Kapitel 27 F225 Frischwasser lenzen

“Fregatte

Wilhelmshaven ,Samstag den 8. Mai 1976

11 Uhr auf Reede, Zollerklärungen. 13 Uhr 30 an der Muni-Pier festgemacht. Eltern sind zur Begrüßung gekommen. Der Schreiber hat Wochenendwache. Die Stanavforland 76 ist für die Besatzung der Braunschweig zu Ende.

Das war der letzte Eintrag im Tagebuch von Jan. Wie gerade erwähnt hatte er Wochenendwache. Mit einigen anderen Kameraden teilte er das Schicksal nach der langen Fahrt diesen Samstag und Sonntag nicht von Bord zu dürfen.

Ein Kapitänleutnant von einer anderen Fregatte hatte sich bereit erklärt den Job des Wachhabenden für diese Tage zu übernehmen. „Sie haben eine anstrengende Fahrt hinter sich, wir werden nur das nötigste an Bord erledigen. Montag können dann alle mit anfassen, das Schiff wieder auf Vordermann zu bringen.“ Jan bekam die Aufgabe alle noch vorhandenen Frischwasserreserven in den Bach zu lenzen.

Ungefähr dreihundert Meter von der Fregatte entfernt waren einige Telefonzellen. (Für die jüngeren Leser: Telefonzellen, das waren die gelben Kästen im Hafen, wo man telefonieren konnte.) Jan hatte sich vom Kaleu die Erlaubnis für ein kurzes Telefonat geben lassen. „Du“, sein Vater war am anderen Ende der Leitung, “ ich muss ganz schnell beenden, ich glaube mein Dampfer kippt um.“ „Wie bitte?“ „Ich kann den Dampfer von hier sehen, er hat eine verdammte Schräglage bekommen. Tschüs.“ Im Laufschritt rannte er zur Fregatte zurück. Runter in den Maschinenraum. Der Kaleu kam ihm schon entgegen. „Herr Obergefreiter, sie haben das Schiff einseitig gelenzt. Dadurch ist diese Schräglage entstanden.
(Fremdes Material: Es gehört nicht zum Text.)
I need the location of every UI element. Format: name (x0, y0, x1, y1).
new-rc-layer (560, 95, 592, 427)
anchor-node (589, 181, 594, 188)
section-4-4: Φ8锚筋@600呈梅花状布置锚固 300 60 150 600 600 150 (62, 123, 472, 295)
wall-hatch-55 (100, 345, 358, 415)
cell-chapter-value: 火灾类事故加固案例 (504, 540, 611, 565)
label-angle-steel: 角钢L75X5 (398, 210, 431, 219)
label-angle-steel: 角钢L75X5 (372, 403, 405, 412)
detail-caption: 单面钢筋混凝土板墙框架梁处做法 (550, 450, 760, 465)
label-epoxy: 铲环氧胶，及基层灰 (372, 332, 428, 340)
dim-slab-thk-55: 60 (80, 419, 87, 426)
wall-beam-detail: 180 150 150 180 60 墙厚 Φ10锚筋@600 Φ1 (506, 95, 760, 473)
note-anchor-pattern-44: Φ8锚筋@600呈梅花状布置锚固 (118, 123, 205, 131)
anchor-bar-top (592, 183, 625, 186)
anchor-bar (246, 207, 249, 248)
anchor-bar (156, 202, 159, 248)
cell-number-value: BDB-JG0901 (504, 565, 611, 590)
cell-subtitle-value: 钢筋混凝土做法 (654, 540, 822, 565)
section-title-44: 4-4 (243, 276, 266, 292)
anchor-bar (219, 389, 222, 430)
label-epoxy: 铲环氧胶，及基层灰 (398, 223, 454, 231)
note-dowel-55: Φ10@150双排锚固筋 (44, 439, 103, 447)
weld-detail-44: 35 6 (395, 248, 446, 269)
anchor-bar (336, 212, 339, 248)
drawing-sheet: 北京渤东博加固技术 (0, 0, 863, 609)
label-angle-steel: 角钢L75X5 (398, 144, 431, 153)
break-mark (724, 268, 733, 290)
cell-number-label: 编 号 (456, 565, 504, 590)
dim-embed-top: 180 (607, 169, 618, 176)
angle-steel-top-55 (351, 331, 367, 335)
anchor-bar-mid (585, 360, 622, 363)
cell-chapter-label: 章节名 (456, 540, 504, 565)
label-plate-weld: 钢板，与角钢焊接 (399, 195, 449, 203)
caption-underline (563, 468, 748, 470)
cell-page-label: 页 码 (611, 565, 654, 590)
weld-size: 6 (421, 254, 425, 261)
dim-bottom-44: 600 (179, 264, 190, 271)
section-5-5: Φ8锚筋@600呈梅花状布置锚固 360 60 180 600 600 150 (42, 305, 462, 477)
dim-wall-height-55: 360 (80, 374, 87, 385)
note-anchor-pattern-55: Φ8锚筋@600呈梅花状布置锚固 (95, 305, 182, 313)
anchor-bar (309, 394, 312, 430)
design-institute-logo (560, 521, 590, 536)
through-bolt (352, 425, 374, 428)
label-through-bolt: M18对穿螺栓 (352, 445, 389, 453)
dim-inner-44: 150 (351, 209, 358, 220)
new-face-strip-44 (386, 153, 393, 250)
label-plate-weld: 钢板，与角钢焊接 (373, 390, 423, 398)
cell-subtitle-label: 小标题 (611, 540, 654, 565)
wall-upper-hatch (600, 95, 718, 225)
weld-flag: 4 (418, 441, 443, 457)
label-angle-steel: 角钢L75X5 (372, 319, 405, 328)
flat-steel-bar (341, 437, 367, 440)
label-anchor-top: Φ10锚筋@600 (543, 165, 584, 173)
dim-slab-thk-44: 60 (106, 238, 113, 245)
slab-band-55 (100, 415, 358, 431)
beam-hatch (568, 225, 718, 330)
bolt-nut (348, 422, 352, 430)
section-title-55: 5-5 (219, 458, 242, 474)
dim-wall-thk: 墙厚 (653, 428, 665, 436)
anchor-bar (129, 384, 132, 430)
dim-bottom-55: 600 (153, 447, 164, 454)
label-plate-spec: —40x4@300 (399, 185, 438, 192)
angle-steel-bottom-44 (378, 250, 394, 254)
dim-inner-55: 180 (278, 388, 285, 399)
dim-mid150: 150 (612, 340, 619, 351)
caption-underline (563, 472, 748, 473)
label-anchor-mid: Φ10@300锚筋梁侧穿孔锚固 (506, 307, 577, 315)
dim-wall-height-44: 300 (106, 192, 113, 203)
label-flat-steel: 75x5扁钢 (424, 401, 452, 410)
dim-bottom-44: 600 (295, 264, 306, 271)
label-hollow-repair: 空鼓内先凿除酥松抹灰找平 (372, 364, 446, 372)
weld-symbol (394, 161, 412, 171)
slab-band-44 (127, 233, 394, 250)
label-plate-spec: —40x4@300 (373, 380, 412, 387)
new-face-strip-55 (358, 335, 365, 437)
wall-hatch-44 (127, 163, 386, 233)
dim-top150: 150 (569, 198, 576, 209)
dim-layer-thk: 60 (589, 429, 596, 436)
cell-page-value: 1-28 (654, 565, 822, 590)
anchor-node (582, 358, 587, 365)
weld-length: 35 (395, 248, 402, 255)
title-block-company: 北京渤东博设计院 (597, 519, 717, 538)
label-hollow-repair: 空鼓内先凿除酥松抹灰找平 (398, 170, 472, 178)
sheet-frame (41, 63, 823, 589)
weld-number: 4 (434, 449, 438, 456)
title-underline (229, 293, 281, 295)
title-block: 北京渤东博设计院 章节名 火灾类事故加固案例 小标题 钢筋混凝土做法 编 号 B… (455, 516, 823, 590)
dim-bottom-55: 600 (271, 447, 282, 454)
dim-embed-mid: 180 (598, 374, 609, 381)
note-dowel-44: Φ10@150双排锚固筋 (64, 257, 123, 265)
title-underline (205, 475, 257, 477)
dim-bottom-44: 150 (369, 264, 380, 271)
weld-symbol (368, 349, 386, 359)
Ich habe die Schieber auf der anderen Seite auch geöffnet, wir müssten gleich wieder Normallage bekommen.“ „Vielen Dank Herr Kaleu. Der von mir gemachte Fehler wird nicht mehr vorkommen.“ „Ist schon OK. Wenn sie das nächste Mal die Pumpen anschmeißen, dann achten sie darauf, dass sie das Schiff gleichmäßig entleeren. Sonst stimmt die ganze Trimmung nicht mehr.“ Das hätte auch ins Auge gehen können dachte Jan und freute sich über den toleranten Kaleu.